The designers suggest introducing a wild play area at the South Circular end of the Nature Trail for young children. Instead of metal climbing frames and swings etc it would make use of natural materials such as sand, gravel and logs for children to explore and climb. A more teen-friendly facility could be located over the road in the Horniman Triangle.


The Horniman team was at pains to stress that these designs are at a very early stage and some of the points mentioned above have already been modified. Nothing has been decided yet and, indeed, no funding has been secured. So this is still very much a work in progress and it’s good to know that they value the input of local groups and users.

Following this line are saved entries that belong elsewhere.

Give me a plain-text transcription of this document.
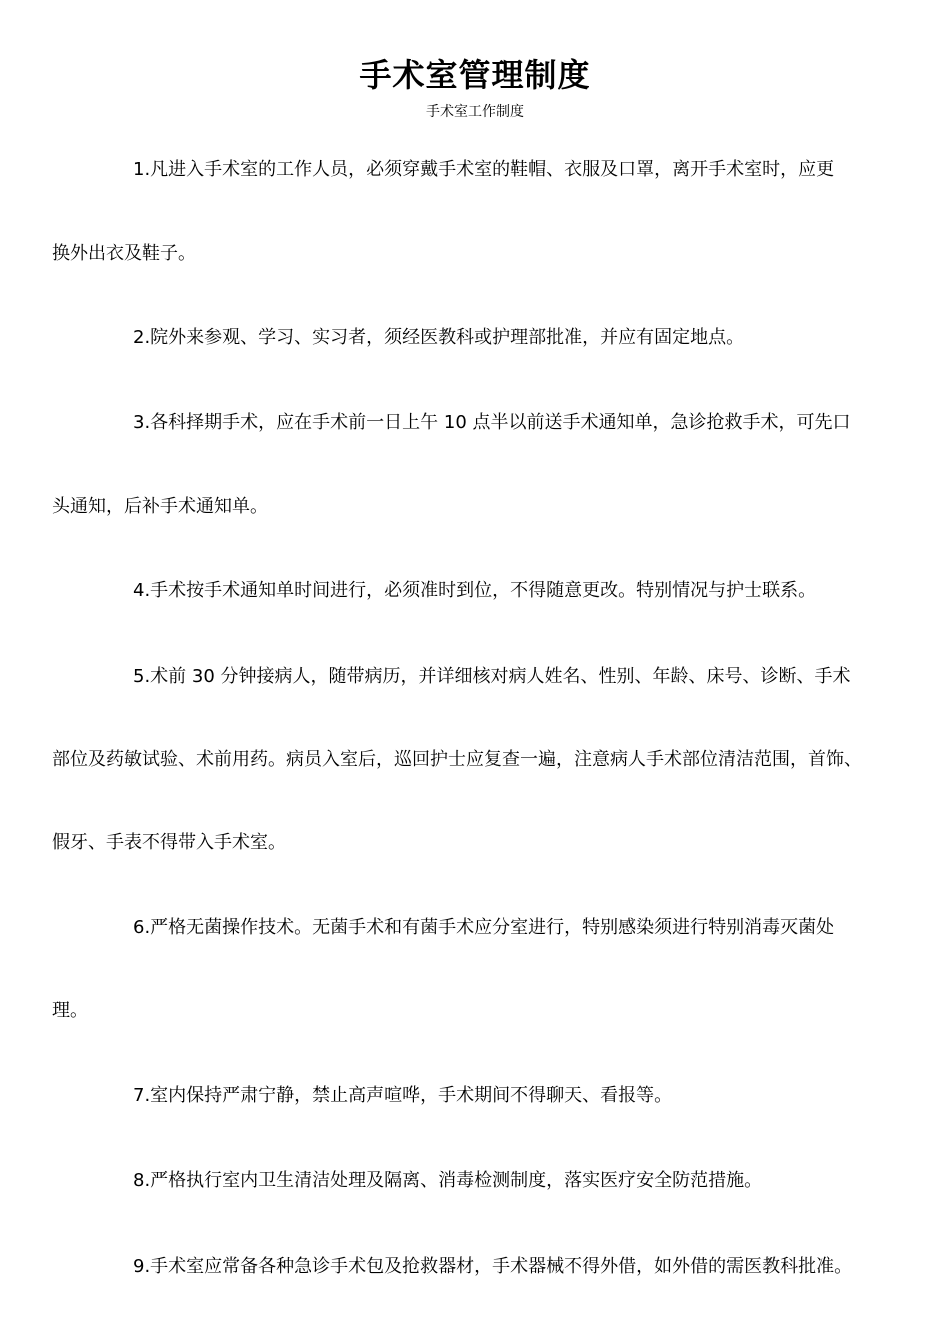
手术室管理制度
手术室工作制度
1.凡进入手术室的工作人员，必须穿戴手术室的鞋帽、衣服及口罩，离开手术室时，应更
换外出衣及鞋子。
2.院外来参观、学习、实习者，须经医教科或护理部批准，并应有固定地点。
3.各科择期手术，应在手术前一日上午 10 点半以前送手术通知单，急诊抢救手术，可先口
头通知，后补手术通知单。
4.手术按手术通知单时间进行，必须准时到位，不得随意更改。特别情况与护士联系。
5.术前 30 分钟接病人，随带病历，并详细核对病人姓名、性别、年龄、床号、诊断、手术
部位及药敏试验、术前用药。病员入室后，巡回护士应复查一遍，注意病人手术部位清洁范围，首饰、
假牙、手表不得带入手术室。
6.严格无菌操作技术。无菌手术和有菌手术应分室进行，特别感染须进行特别消毒灭菌处
理。
7.室内保持严肃宁静，禁止高声喧哗，手术期间不得聊天、看报等。
8.严格执行室内卫生清洁处理及隔离、消毒检测制度，落实医疗安全防范措施。
9.手术室应常备各种急诊手术包及抢救器材，手术器械不得外借，如外借的需医教科批准。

Those of us at this meeting asked a lot of questions, made a lot of suggestions and these were noted and will feed back into the design process. For example, there were concerns about the realignment and loss of some paths. And there was a plea to keep the kick-about area because it is such a good meeting point for older children.

So, the design process continues. Eventually it will form part of the application for Lottery funding. If that bid is successful, the final design details will be worked out.

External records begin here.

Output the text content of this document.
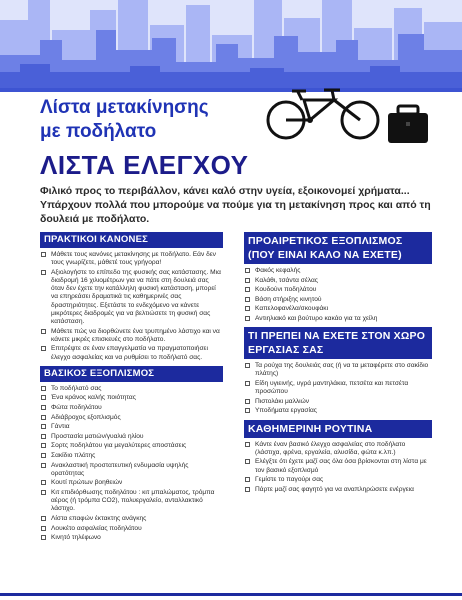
Λίστα μετακίνησης
με ποδήλατο
ΛΙΣΤΑ ΕΛΕΓΧΟΥ
Φιλικό προς το περιβάλλον, κάνει καλό στην υγεία, εξοικονομεί χρήματα... Υπάρχουν πολλά που μπορούμε να πούμε για τη μετακίνηση προς και από τη δουλειά με ποδήλατο.
ΠΡΑΚΤΙΚΟΙ ΚΑΝΟΝΕΣ
Μάθετε τους κανόνες μετακίνησης με ποδήλατο. Εάν δεν τους γνωρίζετε, μάθετέ τους γρήγορα!
Αξιολογήστε το επίπεδο της φυσικής σας κατάστασης. Μια διαδρομή 16 χιλιομέτρων για να πάτε στη δουλειά σας όταν δεν έχετε την κατάλληλη φυσική κατάσταση, μπορεί να επηρεάσει δραματικά τις καθημερινές σας δραστηριότητες. Εξετάστε το ενδεχόμενο να κάνετε μικρότερες διαδρομές για να βελτιώσετε τη φυσική σας κατάσταση.
Μάθετε πώς να διορθώνετε ένα τρυπημένο λάστιχο και να κάνετε μικρές επισκευές στο ποδήλατο.
Επιτρέψτε σε έναν επαγγελματία να πραγματοποιήσει έλεγχο ασφαλείας και να ρυθμίσει το ποδήλατό σας.
ΒΑΣΙΚΟΣ ΕΞΟΠΛΙΣΜΟΣ
Το ποδήλατό σας
Ένα κράνος καλής ποιότητας
Φώτα ποδηλάτου
Αδιάβροχος εξοπλισμός
Γάντια
Προστασία ματιών/γυαλιά ηλίου
Σορτς ποδηλάτου για μεγαλύτερες αποστάσεις
Σακίδιο πλάτης
Ανακλαστική προστατευτική ενδυμασία υψηλής ορατότητας
Κουτί πρώτων βοηθειών
Κιτ επιδιόρθωσης ποδηλάτου : κιτ μπαλώματος, τρόμπα αέρος (ή τρόμπα CO2), πολυεργαλείο, ανταλλακτικό λάστιχο.
Λίστα επαφών έκτακτης ανάγκης
Λουκέτο ασφαλείας ποδηλάτου
Κινητό τηλέφωνο
ΠΡΟΑΙΡΕΤΙΚΟΣ ΕΞΟΠΛΙΣΜΟΣ (ΠΟΥ ΕΙΝΑΙ ΚΑΛΟ ΝΑ ΕΧΕΤΕ)
Φακός κεφαλής
Καλάθι, τσάντα σέλας
Κουδούνι ποδηλάτου
Βάση στήριξης κινητού
Καπελοφανέλα/σκουφάκι
Αντιηλιακό και βούτυρο κακάο για τα χείλη
ΤΙ ΠΡΕΠΕΙ ΝΑ ΕΧΕΤΕ ΣΤΟΝ ΧΩΡΟ ΕΡΓΑΣΙΑΣ ΣΑΣ
Τα ρούχα της δουλειάς σας (ή να τα μεταφέρετε στο σακίδιο πλάτης)
Είδη υγιεινής, υγρά μαντηλάκια, πετσέτα και πετσέτα προσώπου
Πιστολάκι μαλλιών
Υποδήματα εργασίας
ΚΑΘΗΜΕΡΙΝΗ ΡΟΥΤΙΝΑ
Κάντε έναν βασικό έλεγχο ασφαλείας στο ποδήλατο (λάστιχα, φρένα, εργαλεία, αλυσίδα, φώτα κ.λπ.)
Ελέγξτε ότι έχετε μαζί σας όλα όσα βρίσκονται στη λίστα με τον βασικό εξοπλισμό
Γεμίστε το παγούρι σας
Πάρτε μαζί σας φαγητό για να αναπληρώσετε ενέργεια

This is a long-term project and it’s important for local people to stay involved. We’ll keep you up-to-date with developments via our website and Newsletter.

24 April 2007

Devonshire Road Nature Reserve Walk

Glorious weather awaited as 25 or more residents from across Forest Hill, adults of all ages and several intrepid youngsters, gathered on Devonshire Road to explore a local hidden treasure, the Devonshire Road Nature Reserve.

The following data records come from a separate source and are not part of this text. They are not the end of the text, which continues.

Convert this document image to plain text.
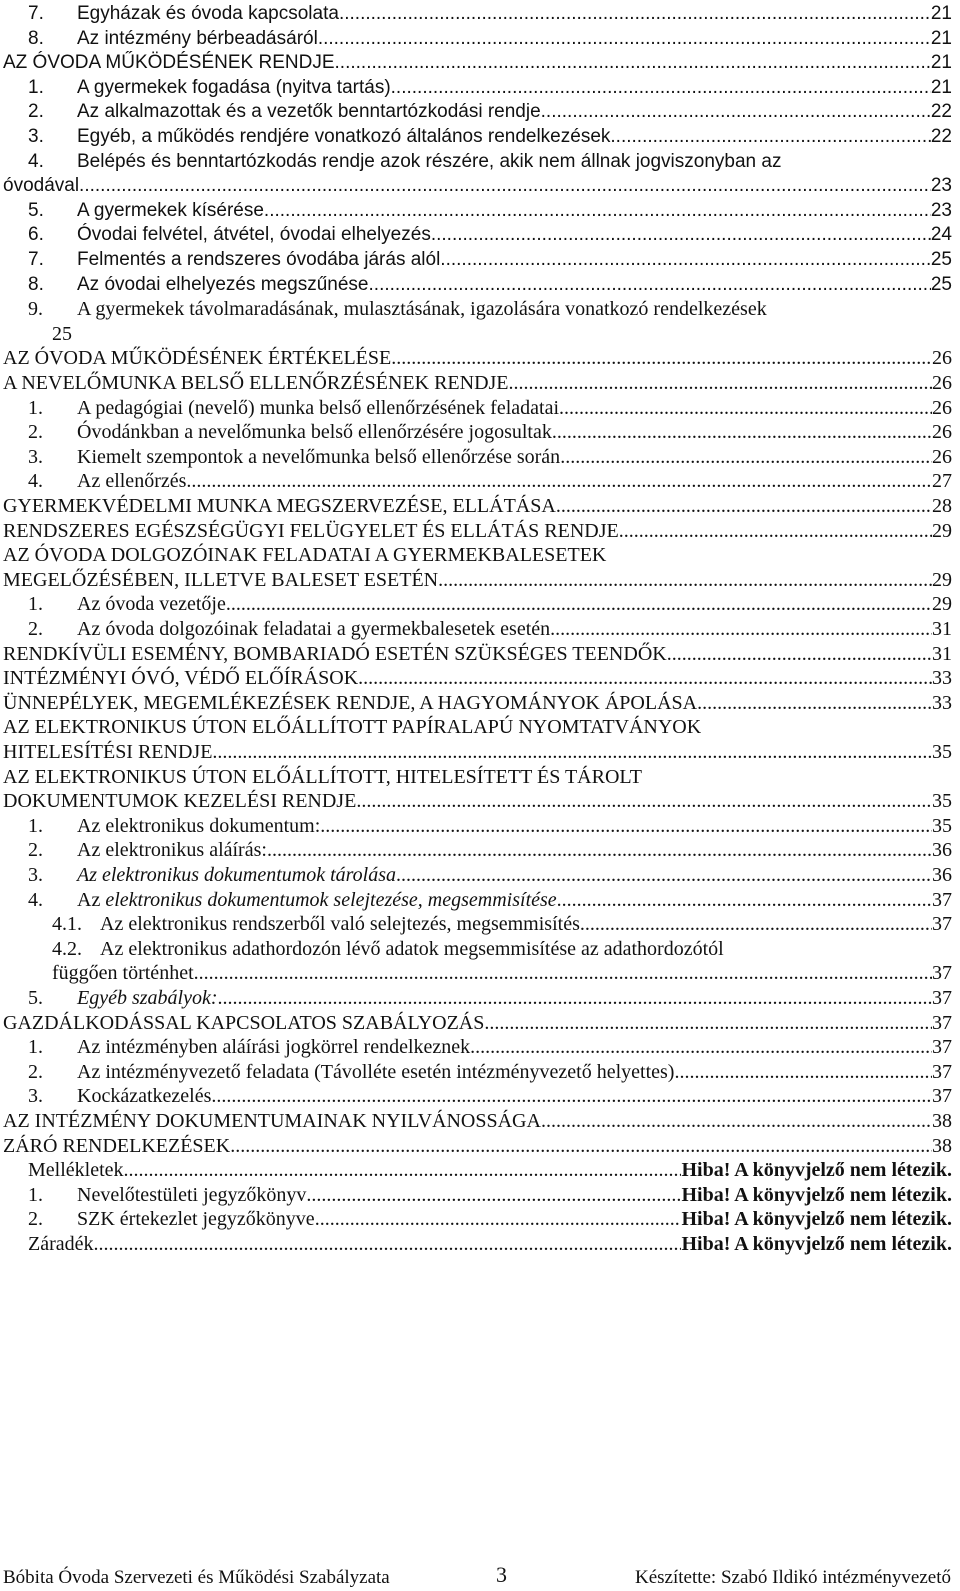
7.	Egyházak és óvoda kapcsolata .....	21
8.	Az intézmény bérbeadásáról .....	21
AZ ÓVODA MŰKÖDÉSÉNEK RENDJE .....	21
1.	A gyermekek fogadása (nyitva tartás) .....	21
2.	Az alkalmazottak és a vezetők benntartózkodási rendje .....	22
3.	Egyéb, a működés rendjére vonatkozó általános rendelkezések .....	22
4.	Belépés és benntartózkodás rendje azok részére, akik nem állnak jogviszonyban az
óvodával. .....	23
5.	A gyermekek kísérése .....	23
6.	Óvodai felvétel, átvétel, óvodai elhelyezés .....	24
7.	Felmentés a rendszeres óvodába járás alól. .....	25
8.	Az óvodai elhelyezés megszűnése .....	25
9.	A gyermekek távolmaradásának, mulasztásának, igazolására vonatkozó rendelkezések
25
AZ ÓVODA MŰKÖDÉSÉNEK ÉRTÉKELÉSE .....	26
A NEVELŐMUNKA BELSŐ ELLENŐRZÉSÉNEK RENDJE .....	26
1.	A pedagógiai (nevelő) munka belső ellenőrzésének feladatai .....	26
2.	Óvodánkban a nevelőmunka belső ellenőrzésére jogosultak .....	26
3.	Kiemelt szempontok a nevelőmunka belső ellenőrzése során .....	26
4.	Az ellenőrzés .....	27
GYERMEKVÉDELMI MUNKA MEGSZERVEZÉSE, ELLÁTÁSA .....	28
RENDSZERES EGÉSZSÉGÜGYI FELÜGYELET ÉS ELLÁTÁS RENDJE .....	29
AZ ÓVODA DOLGOZÓINAK FELADATAI A GYERMEKBALESETEK
MEGELŐZÉSÉBEN, ILLETVE BALESET ESETÉN .....	29
1.	Az óvoda vezetője .....	29
2.	Az óvoda dolgozóinak feladatai a gyermekbalesetek esetén .....	31
RENDKÍVÜLI ESEMÉNY, BOMBARIADÓ ESETÉN SZÜKSÉGES TEENDŐK .....	31
INTÉZMÉNYI ÓVÓ, VÉDŐ ELŐÍRÁSOK .....	33
ÜNNEPÉLYEK, MEGEMLÉKEZÉSEK RENDJE, A HAGYOMÁNYOK ÁPOLÁSA .....	33
AZ ELEKTRONIKUS ÚTON ELŐÁLLÍTOTT PAPÍRALAPÚ NYOMTATVÁNYOK
HITELESÍTÉSI RENDJE .....	35
AZ ELEKTRONIKUS ÚTON ELŐÁLLÍTOTT, HITELESÍTETT ÉS TÁROLT
DOKUMENTUMOK KEZELÉSI RENDJE .....	35
1.	Az elektronikus dokumentum: .....	35
2.	Az elektronikus aláírás: .....	36
3.	Az elektronikus dokumentumok tárolása .....	36
4.	Az elektronikus dokumentumok selejtezése, megsemmisítése .....	37
4.1. Az elektronikus rendszerből való selejtezés, megsemmisítés .....	37
4.2. Az elektronikus adathordozón lévő adatok megsemmisítése az adathordozótól
függően történhet. .....	37
5.	Egyéb szabályok: .....	37
GAZDÁLKODÁSSAL KAPCSOLATOS SZABÁLYOZÁS .....	37
1.	Az intézményben aláírási jogkörrel rendelkeznek .....	37
2.	Az intézményvezető feladata (Távolléte esetén intézményvezető helyettes) .....	37
3.	Kockázatkezelés .....	37
AZ INTÉZMÉNY DOKUMENTUMAINAK NYILVÁNOSSÁGA .....	38
ZÁRÓ RENDELKEZÉSEK .....	38
Mellékletek .....	Hiba! A könyvjelző nem létezik.
1.	Nevelőtestületi jegyzőkönyv .....	Hiba! A könyvjelző nem létezik.
2.	SZK értekezlet jegyzőkönyve .....	Hiba! A könyvjelző nem létezik.
Záradék .....	Hiba! A könyvjelző nem létezik.
Bóbita Óvoda Szervezeti és Működési Szabályzata	3	Készítette: Szabó Ildikó intézményvezető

The Reserve covers a large area along the tracks behind the houses on Devonshire Road (see map here). The Reserve functions almost exclusively with the work of volunteers. Nick Pond, in charge of nature conservation at Lewisham Council, gave us the introduction and tour. We also met Johanna Morley, Iris Borger and Tony Canning. Tony was our expert on all matters pond related. Iris manages the Wildlife Garden and also works with local schools to get younger residents involved with conservation, and Johanna is helping to energise more volunteers through the Friends of Devonshire Road Nature Reserve (if you want to know more, send her an email).

The wildlife garden is complete with "luxury apartments" at the wood pile for Stag Beetles and lots of attractive, yet wildlife friendly garden features, including the amazing pond teeming with young toads and even newts. As Nick pointed out, wildlife gardening, and supporting local wildlife, like birds, butterflies, beetles and frogs does not mean you can't garden, but you need to think a little more and maybe incorporate some 'wilder' features. If nothing else, it means that leaving that flower bed unweeded and the pile of logs in the back is not laziness, but positive action for the environment!

On our a gentle trek around the Reserve it was so peaceful, other than the occasional passing train, you could imagine yourself miles outside of the city.

Nick explained how important these areas are to our local wildlife and what small steps we can take to help, such as limiting our use of slug pellets (that also kill birds and spread chemical debris), leaving areas of taller grasses to support the breeding of butterflies, building ponds to help frogs, birds, dragonflies and plants, and more.

This is not untamed wilderness. There are open meadows, well maintained paths and the classroom has the important amenities! The Reserve is not ancient woodland so it is quite open, light and easy to walk.

After 2 hours in almost 25 degree weather, the tea and cakes (home made by Iris and Johanna) were very welcome and quickly devoured whilst we rested in the sun.

If you would like to take a look around it yourself, or even get involved, it is open in the afternoon of the last Sunday of every month. Iris is also there several days a week to welcome the school students to the wildlife garden, so you could speak to her there.

Please do get involved, even if it is just for raising awareness of this local oasis. I'm sure they'd appreciate the support.